Katja Bendig, Sprecherin des Kreises Harburg sieht kein Problem in der gehobenen Erlaubnis, „weil auch sie die Versorgungssicherheit garantiert“. Dem Landkreis verschaffe sie aber die Möglichkeit nachzujustieren, etwa falls sich der Klimawandel deutlich bemerkbar machen sollte.

Andreas Hesse von der Klosterkammer Hannover befürchtet, dass der durch Trockenheit und Hitze ohnehin schon gestresste Wald zusätzlich leiden könnte, wenn der Grundwasserspiegel sinkt. „Wir haben in dem Entnahmegebiet ziemlich große Forstflächen“, sagt Hesse. Es sei nicht auszuschließen, dass die Grundwasserförderung den Zuwachs vermindere. „Allein die Gefahr gibt uns Anlass, dagegen vorzugehen“, sagt der Kammerdirektor.

Mehr trockene Sommer

Der Klimawandel habe die Situation insgesamt verschärft, warnt Gerhard Schierhorn.
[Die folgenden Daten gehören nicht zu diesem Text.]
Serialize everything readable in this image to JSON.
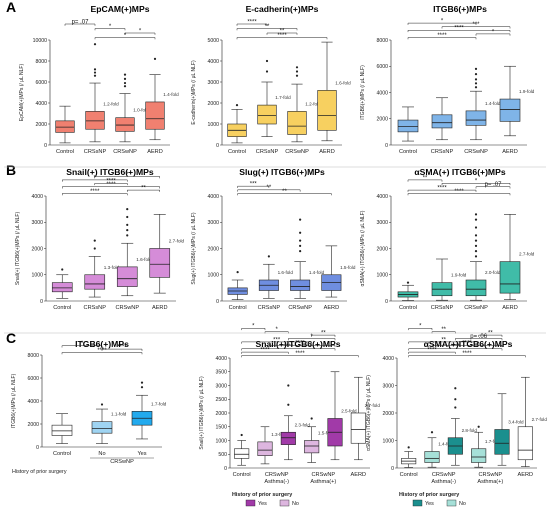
{
  "chart_data": [
    {
      "panel": "A",
      "title": "EpCAM(+)MPs",
      "type": "box",
      "ylabel": "EpCAM(+)MPs (/ μL NLF)",
      "ylim": [
        0,
        10000
      ],
      "yticks": [
        0,
        2000,
        4000,
        6000,
        8000,
        10000
      ],
      "categories": [
        "Control",
        "CRSsNP",
        "CRSwNP",
        "AERD"
      ],
      "colors": [
        "#f08070",
        "#f08070",
        "#f08070",
        "#f08070"
      ],
      "boxes": [
        {
          "min": 200,
          "q1": 1200,
          "median": 1700,
          "q3": 2300,
          "max": 3700,
          "outliers": []
        },
        {
          "min": 300,
          "q1": 1500,
          "median": 2300,
          "q3": 3200,
          "max": 5900,
          "outliers": [
            6600,
            6900,
            7200,
            9600
          ]
        },
        {
          "min": 300,
          "q1": 1300,
          "median": 1900,
          "q3": 2600,
          "max": 4900,
          "outliers": [
            5600,
            5900,
            6300,
            6700
          ]
        },
        {
          "min": 500,
          "q1": 1500,
          "median": 2500,
          "q3": 4100,
          "max": 6700,
          "outliers": [
            8200
          ]
        }
      ],
      "fold": [
        "",
        "1.2-fold",
        "1.0-fold",
        "1.4-fold"
      ],
      "brackets": [
        {
          "from": 0,
          "to": 1,
          "text": "p= .07"
        },
        {
          "from": 1,
          "to": 2,
          "text": "*"
        },
        {
          "from": 2,
          "to": 3,
          "text": "*"
        },
        {
          "from": 1,
          "to": 3,
          "text": "*"
        }
      ]
    },
    {
      "panel": "",
      "title": "E-cadherin(+)MPs",
      "type": "box",
      "ylabel": "E-cadherin(+)MPs (/ μL NLF)",
      "ylim": [
        0,
        5000
      ],
      "yticks": [
        0,
        1000,
        2000,
        3000,
        4000,
        5000
      ],
      "categories": [
        "Control",
        "CRSsNP",
        "CRSwNP",
        "AERD"
      ],
      "colors": [
        "#f7d060",
        "#f7d060",
        "#f7d060",
        "#f7d060"
      ],
      "boxes": [
        {
          "min": 100,
          "q1": 400,
          "median": 700,
          "q3": 1000,
          "max": 1700,
          "outliers": [
            1900
          ]
        },
        {
          "min": 400,
          "q1": 1000,
          "median": 1400,
          "q3": 1900,
          "max": 3000,
          "outliers": [
            3500,
            4000
          ]
        },
        {
          "min": 150,
          "q1": 500,
          "median": 900,
          "q3": 1600,
          "max": 2900,
          "outliers": [
            3300,
            3500,
            3700
          ]
        },
        {
          "min": 200,
          "q1": 700,
          "median": 1400,
          "q3": 2600,
          "max": 4900,
          "outliers": []
        }
      ],
      "fold": [
        "",
        "1.7-fold",
        "1.2-fold",
        "1.6-fold"
      ],
      "brackets": [
        {
          "from": 0,
          "to": 1,
          "text": "****"
        },
        {
          "from": 0,
          "to": 2,
          "text": "**"
        },
        {
          "from": 1,
          "to": 2,
          "text": "**"
        },
        {
          "from": 0,
          "to": 3,
          "text": "****"
        }
      ]
    },
    {
      "panel": "",
      "title": "ITGB6(+)MPs",
      "type": "box",
      "ylabel": "ITGB6(+)MPs (/ μL NLF)",
      "ylim": [
        0,
        8000
      ],
      "yticks": [
        0,
        2000,
        4000,
        6000,
        8000
      ],
      "categories": [
        "Control",
        "CRSsNP",
        "CRSwNP",
        "AERD"
      ],
      "colors": [
        "#7fb4e8",
        "#7fb4e8",
        "#7fb4e8",
        "#7fb4e8"
      ],
      "boxes": [
        {
          "min": 300,
          "q1": 1000,
          "median": 1400,
          "q3": 1900,
          "max": 2900,
          "outliers": []
        },
        {
          "min": 400,
          "q1": 1300,
          "median": 1700,
          "q3": 2300,
          "max": 3600,
          "outliers": []
        },
        {
          "min": 400,
          "q1": 1500,
          "median": 1900,
          "q3": 2600,
          "max": 4100,
          "outliers": [
            4400,
            4700,
            5000,
            5400,
            5800
          ]
        },
        {
          "min": 700,
          "q1": 1800,
          "median": 2700,
          "q3": 3500,
          "max": 6000,
          "outliers": []
        }
      ],
      "fold": [
        "",
        "",
        "1.4-fold",
        "1.9-fold"
      ],
      "brackets": [
        {
          "from": 0,
          "to": 2,
          "text": "*"
        },
        {
          "from": 1,
          "to": 3,
          "text": "***"
        },
        {
          "from": 0,
          "to": 3,
          "text": "****"
        },
        {
          "from": 2,
          "to": 3,
          "text": "*"
        },
        {
          "from": 0,
          "to": 2,
          "text": "****"
        }
      ]
    },
    {
      "panel": "B",
      "title": "Snail(+) ITGB6(+)MPs",
      "type": "box",
      "ylabel": "Snail(+) ITGB6(+)MPs (/ μL NLF)",
      "ylim": [
        0,
        4000
      ],
      "yticks": [
        0,
        1000,
        2000,
        3000,
        4000
      ],
      "categories": [
        "Control",
        "CRSsNP",
        "CRSwNP",
        "AERD"
      ],
      "colors": [
        "#d58cd8",
        "#d58cd8",
        "#d58cd8",
        "#d58cd8"
      ],
      "boxes": [
        {
          "min": 100,
          "q1": 350,
          "median": 500,
          "q3": 700,
          "max": 1000,
          "outliers": [
            1200
          ]
        },
        {
          "min": 150,
          "q1": 450,
          "median": 650,
          "q3": 1000,
          "max": 1700,
          "outliers": [
            2000,
            2300
          ]
        },
        {
          "min": 200,
          "q1": 550,
          "median": 850,
          "q3": 1300,
          "max": 2200,
          "outliers": [
            2500,
            2700,
            2900,
            3200,
            3500
          ]
        },
        {
          "min": 300,
          "q1": 900,
          "median": 1400,
          "q3": 2000,
          "max": 3300,
          "outliers": []
        }
      ],
      "fold": [
        "",
        "1.3-fold",
        "1.6-fold",
        "2.7-fold"
      ],
      "brackets": [
        {
          "from": 1,
          "to": 3,
          "text": "*"
        },
        {
          "from": 0,
          "to": 2,
          "text": "*"
        },
        {
          "from": 1,
          "to": 2,
          "text": "****"
        },
        {
          "from": 0,
          "to": 3,
          "text": "****"
        },
        {
          "from": 2,
          "to": 3,
          "text": "**"
        },
        {
          "from": 0,
          "to": 2,
          "text": "****"
        }
      ]
    },
    {
      "panel": "",
      "title": "Slug(+) ITGB6(+)MPs",
      "type": "box",
      "ylabel": "Slug(+) ITGB6(+)MPs (/ μL NLF)",
      "ylim": [
        0,
        4000
      ],
      "yticks": [
        0,
        1000,
        2000,
        3000,
        4000
      ],
      "categories": [
        "Control",
        "CRSsNP",
        "CRSwNP",
        "AERD"
      ],
      "colors": [
        "#6f8ee0",
        "#6f8ee0",
        "#6f8ee0",
        "#6f8ee0"
      ],
      "boxes": [
        {
          "min": 50,
          "q1": 250,
          "median": 380,
          "q3": 500,
          "max": 800,
          "outliers": [
            1100
          ]
        },
        {
          "min": 100,
          "q1": 400,
          "median": 600,
          "q3": 800,
          "max": 1400,
          "outliers": [
            1700
          ]
        },
        {
          "min": 100,
          "q1": 400,
          "median": 550,
          "q3": 800,
          "max": 1500,
          "outliers": [
            1900,
            2100,
            2300,
            2600,
            3100
          ]
        },
        {
          "min": 150,
          "q1": 400,
          "median": 700,
          "q3": 1000,
          "max": 2100,
          "outliers": []
        }
      ],
      "fold": [
        "",
        "1.6-fold",
        "1.4-fold",
        "1.5-fold"
      ],
      "brackets": [
        {
          "from": 0,
          "to": 1,
          "text": "***"
        },
        {
          "from": 0,
          "to": 2,
          "text": "**"
        },
        {
          "from": 0,
          "to": 3,
          "text": "**"
        }
      ]
    },
    {
      "panel": "",
      "title": "αSMA(+) ITGB6(+)MPs",
      "type": "box",
      "ylabel": "αSMA(+) ITGB6(+)MPs (/ μL NLF)",
      "ylim": [
        0,
        4000
      ],
      "yticks": [
        0,
        1000,
        2000,
        3000,
        4000
      ],
      "categories": [
        "Control",
        "CRSsNP",
        "CRSwNP",
        "AERD"
      ],
      "colors": [
        "#40bca8",
        "#40bca8",
        "#40bca8",
        "#40bca8"
      ],
      "boxes": [
        {
          "min": 20,
          "q1": 150,
          "median": 250,
          "q3": 350,
          "max": 600,
          "outliers": [
            700
          ]
        },
        {
          "min": 30,
          "q1": 200,
          "median": 450,
          "q3": 700,
          "max": 1600,
          "outliers": []
        },
        {
          "min": 30,
          "q1": 200,
          "median": 450,
          "q3": 800,
          "max": 1500,
          "outliers": [
            1700,
            1900,
            2100,
            2300,
            2500,
            2800,
            3100,
            3300
          ]
        },
        {
          "min": 50,
          "q1": 300,
          "median": 650,
          "q3": 1500,
          "max": 3300,
          "outliers": []
        }
      ],
      "fold": [
        "",
        "1.9-fold",
        "2.0-fold",
        "2.7-fold"
      ],
      "brackets": [
        {
          "from": 0,
          "to": 1,
          "text": "**"
        },
        {
          "from": 1,
          "to": 3,
          "text": "*"
        },
        {
          "from": 2,
          "to": 3,
          "text": "p= .07"
        },
        {
          "from": 0,
          "to": 2,
          "text": "****"
        },
        {
          "from": 0,
          "to": 3,
          "text": "****"
        }
      ]
    },
    {
      "panel": "C",
      "title": "ITGB6(+)MPs",
      "type": "box",
      "ylabel": "ITGB6(+)MPs (/ μL NLF)",
      "ylim": [
        0,
        8000
      ],
      "yticks": [
        0,
        2000,
        4000,
        6000,
        8000
      ],
      "categories": [
        "Control",
        "No",
        "Yes"
      ],
      "group_label": "CRSwNP",
      "row_label": "History of prior surgery",
      "colors": [
        "#ffffff",
        "#9fd4f2",
        "#22aaee"
      ],
      "boxes": [
        {
          "min": 300,
          "q1": 1000,
          "median": 1400,
          "q3": 1900,
          "max": 2900,
          "outliers": []
        },
        {
          "min": 300,
          "q1": 1200,
          "median": 1600,
          "q3": 2200,
          "max": 3300,
          "outliers": [
            3700
          ]
        },
        {
          "min": 700,
          "q1": 1900,
          "median": 2500,
          "q3": 3100,
          "max": 4500,
          "outliers": [
            5200,
            5600
          ]
        }
      ],
      "fold": [
        "",
        "1.1-fold",
        "1.7-fold"
      ],
      "brackets": [
        {
          "from": 0,
          "to": 1,
          "text": "*"
        },
        {
          "from": 1,
          "to": 2,
          "text": "****"
        },
        {
          "from": 0,
          "to": 2,
          "text": "****"
        }
      ]
    },
    {
      "panel": "",
      "title": "Snail(+)ITGB6(+)MPs",
      "type": "box",
      "ylabel": "Snail(+) ITGB6(+)MPs (/ μL NLF)",
      "ylim": [
        0,
        4000
      ],
      "yticks": [
        0,
        500,
        1000,
        1500,
        2000,
        2500,
        3000,
        3500,
        4000
      ],
      "categories": [
        "Control",
        "CRSwNP Asthma(-)",
        "CRSwNP Asthma(-) yes",
        "CRSwNP Asthma(+)",
        "CRSwNP Asthma(+) yes",
        "AERD"
      ],
      "cat_labels": [
        "Control",
        "CRSwNP\nAsthma(-)",
        "",
        "CRSwNP\nAsthma(+)",
        "",
        "AERD"
      ],
      "colors": [
        "#ffffff",
        "#ddb6df",
        "#a13aa8",
        "#ddb6df",
        "#a13aa8",
        "#ffffff"
      ],
      "boxes": [
        {
          "min": 100,
          "q1": 350,
          "median": 500,
          "q3": 700,
          "max": 1000,
          "outliers": [
            1200
          ]
        },
        {
          "min": 150,
          "q1": 450,
          "median": 650,
          "q3": 950,
          "max": 1500,
          "outliers": []
        },
        {
          "min": 300,
          "q1": 850,
          "median": 1100,
          "q3": 1300,
          "max": 1900,
          "outliers": [
            2300,
            3000
          ]
        },
        {
          "min": 200,
          "q1": 550,
          "median": 800,
          "q3": 1000,
          "max": 1500,
          "outliers": [
            1800
          ]
        },
        {
          "min": 300,
          "q1": 800,
          "median": 1300,
          "q3": 1800,
          "max": 3500,
          "outliers": []
        },
        {
          "min": 300,
          "q1": 900,
          "median": 1400,
          "q3": 2000,
          "max": 3300,
          "outliers": []
        }
      ],
      "fold": [
        "",
        "1.3-fold",
        "2.3-fold",
        "1.5-fold",
        "2.5-fold",
        "2.7-fold"
      ],
      "legend_title": "History of prior surgery",
      "legend": [
        {
          "label": "Yes",
          "color": "#a13aa8"
        },
        {
          "label": "No",
          "color": "#ddb6df"
        }
      ],
      "brackets": [
        {
          "from": 0,
          "to": 1,
          "text": "*"
        },
        {
          "from": 1,
          "to": 2,
          "text": "*"
        },
        {
          "from": 3,
          "to": 4,
          "text": "**"
        },
        {
          "from": 2,
          "to": 4,
          "text": "*"
        },
        {
          "from": 0,
          "to": 3,
          "text": "***"
        },
        {
          "from": 1,
          "to": 4,
          "text": "****"
        },
        {
          "from": 0,
          "to": 4,
          "text": "****"
        },
        {
          "from": 0,
          "to": 2,
          "text": "****"
        },
        {
          "from": 0,
          "to": 5,
          "text": "****"
        }
      ]
    },
    {
      "panel": "",
      "title": "αSMA(+)ITGB6(+)MPs",
      "type": "box",
      "ylabel": "αSMA(+) ITGB6(+)MPs (/ μL NLF)",
      "ylim": [
        0,
        4000
      ],
      "yticks": [
        0,
        1000,
        2000,
        3000,
        4000
      ],
      "categories": [
        "Control",
        "CRSwNP Asthma(-)",
        "CRSwNP Asthma(-) yes",
        "CRSwNP Asthma(+)",
        "CRSwNP Asthma(+) yes",
        "AERD"
      ],
      "cat_labels": [
        "Control",
        "CRSwNP\nAsthma(-)",
        "",
        "CRSwNP\nAsthma(+)",
        "",
        "AERD"
      ],
      "colors": [
        "#ffffff",
        "#a6e0d8",
        "#1b8f8e",
        "#a6e0d8",
        "#1b8f8e",
        "#ffffff"
      ],
      "boxes": [
        {
          "min": 20,
          "q1": 150,
          "median": 250,
          "q3": 350,
          "max": 600,
          "outliers": [
            750
          ]
        },
        {
          "min": 30,
          "q1": 200,
          "median": 350,
          "q3": 600,
          "max": 1100,
          "outliers": [
            1300
          ]
        },
        {
          "min": 100,
          "q1": 500,
          "median": 800,
          "q3": 1100,
          "max": 1800,
          "outliers": [
            2200,
            2500,
            2900
          ]
        },
        {
          "min": 30,
          "q1": 200,
          "median": 400,
          "q3": 700,
          "max": 1300,
          "outliers": [
            1500
          ]
        },
        {
          "min": 100,
          "q1": 500,
          "median": 900,
          "q3": 1400,
          "max": 2700,
          "outliers": []
        },
        {
          "min": 50,
          "q1": 300,
          "median": 650,
          "q3": 1500,
          "max": 3300,
          "outliers": []
        }
      ],
      "fold": [
        "",
        "1.4-fold",
        "2.8-fold",
        "1.7-fold",
        "3.4-fold",
        "2.7-fold"
      ],
      "legend_title": "History of prior surgery",
      "legend": [
        {
          "label": "Yes",
          "color": "#1b8f8e"
        },
        {
          "label": "No",
          "color": "#a6e0d8"
        }
      ],
      "brackets": [
        {
          "from": 0,
          "to": 1,
          "text": "*"
        },
        {
          "from": 1,
          "to": 2,
          "text": "**"
        },
        {
          "from": 3,
          "to": 4,
          "text": "**"
        },
        {
          "from": 2,
          "to": 4,
          "text": "p= .06"
        },
        {
          "from": 0,
          "to": 3,
          "text": "**"
        },
        {
          "from": 1,
          "to": 4,
          "text": "****"
        },
        {
          "from": 0,
          "to": 4,
          "text": "****"
        },
        {
          "from": 0,
          "to": 2,
          "text": "****"
        },
        {
          "from": 0,
          "to": 5,
          "text": "****"
        }
      ]
    }
  ]
}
Er vertritt die Interessengemeinschaft Nordheide (IGN), die sich schon lange gegen die Hamburger Forderungen wehrt. Mehr trockene Sommer und eine längere Vegetationsperiode, in der die Pflanzen verhinderten, dass Wasser in die Tiefe sickere, schränkten die Grundwasserneubildung ein.

Zwar steigt der Jahresniederschlag im Westen Deutschlands tendenziell – für Schierhorn ist das aber nicht entscheidend: „Es kommt darauf an, wie viel von dem Regen im Grundwasser ankommt“, sagt er.

Schierhorn räumt ein, dass auch die Landwirtschaft viel Grundwasser verbrauche. Hamburgs Menge sei aber um ein Vielfaches höher. Der kombinierte Effekt sei fatal, insbesondere weil einige der Brunnen ausgerechnet in europäischen Flora-Fauna-Habitat (FFH)-Schutzgebieten lägen. „Es geht um die Höhe der beantragten Menge, nicht um das Ob“, sagt Schierhorn und macht einen Vorschlag: Hamburg könne einen Teil seines Trinkwassers ja wieder aus der Elbe gewinnen.